NEWS

EU prompts promise of new reforms

A day after EU finance ministers warned Greece to curb spending and reform its social security system, Economy and Finance Minister Nikos Christodoulakis, who chaired Tuesday’s Ecofin meeting, said the government would carry out structural reforms but not to the social security system. Ecofin expressed the fear that Greece’s rapidly aging population posed a serious danger of fiscal imbalance in the future, saying that further reforms had to be carried out to prevent spending from reaching unsustainable levels. «There is no question of us reopening the social security issue,» Christodoulakis told a news conference. Reforms had been made to the largest fund, the Social Security Foundation (IKA) last year and, Christodoulakis said, the subject was now closed. He refused to reply to persistent questions as to what would be done with other funds, referring only to an «institutional dialogue» to be held at some unspecified date.
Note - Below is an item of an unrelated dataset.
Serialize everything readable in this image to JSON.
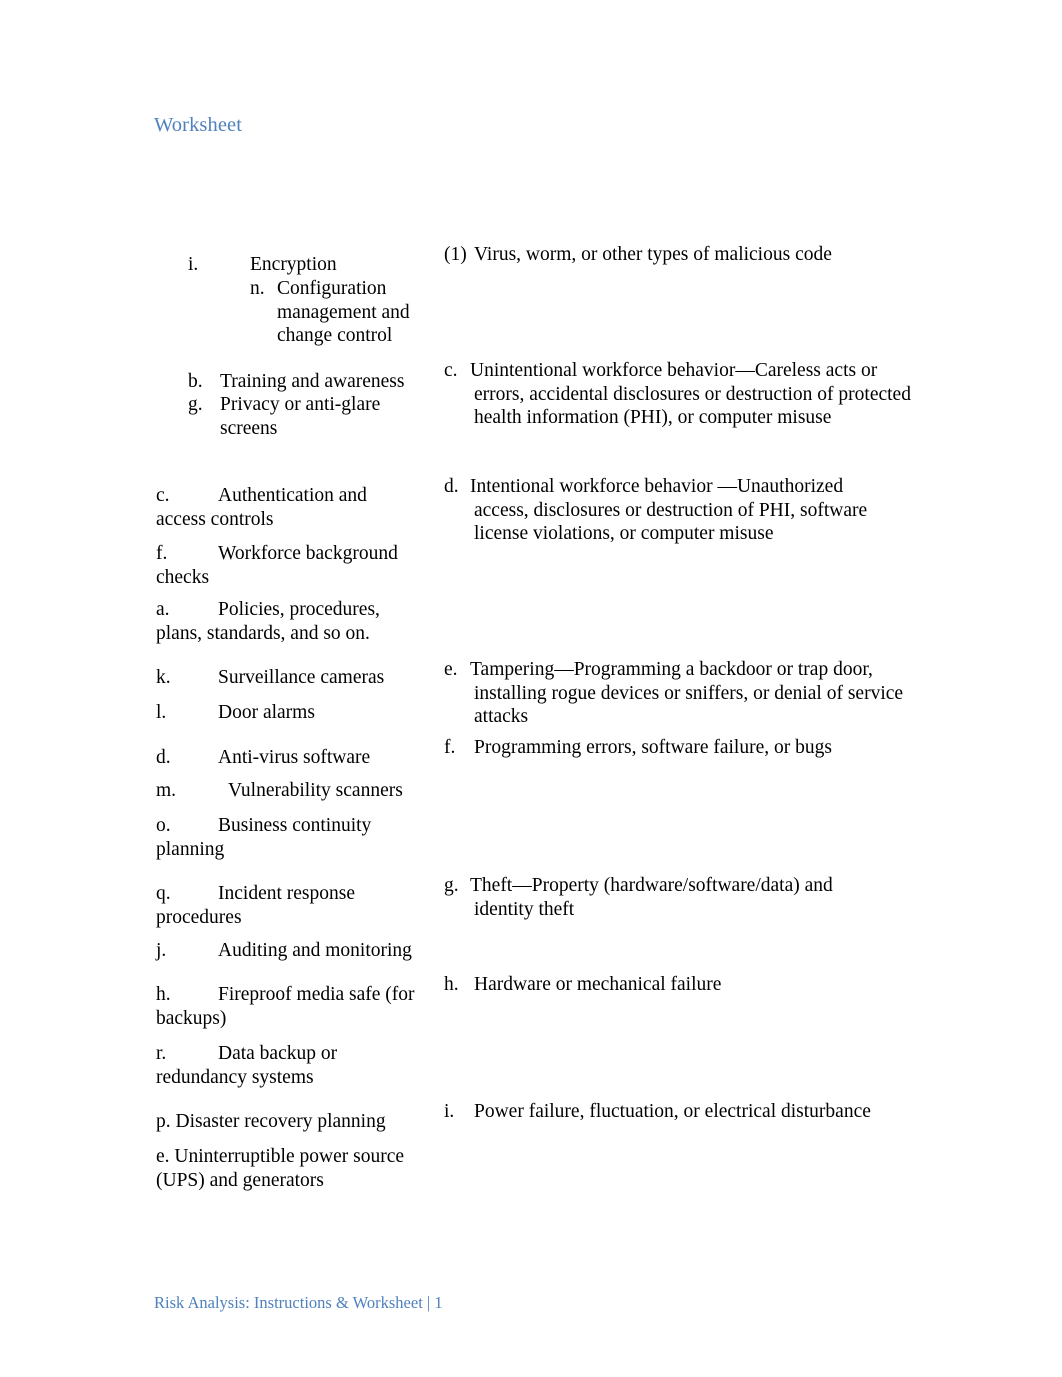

Regarding the call for spending curbs, Christodoulakis, who was reported to have agreed with it on Tuesday, was unclear about what would be done. He indicated that measures had already been taken. If this were the case, perhaps the European Commission and Greece’s partners on the Ecofin would not have issued their warnings. Addressing Parliament’s Finance and European Affairs committees later yesterday, Christodoulakis declared that «the government will never take measures that will be a fiscal shock.» But he stressed that the government’s aim was to make structural changes in line with the EU summit decisions at Lisbon. The Greek EU presidency’s aims, he said, were to solve the problem of taxing deposits, increasing employment (in line with the target of 20 million new jobs in Europe by 2010) and carrying out structural reforms that would be marked neither by haste nor by indifference. Replying to criticism by New Democracy deputies, Christodoulakis said: «We will not butcher critical issues (such as social and developmental policy) in order to achieve stability. We leave some small-scale fiscal deficits which will not endanger development.»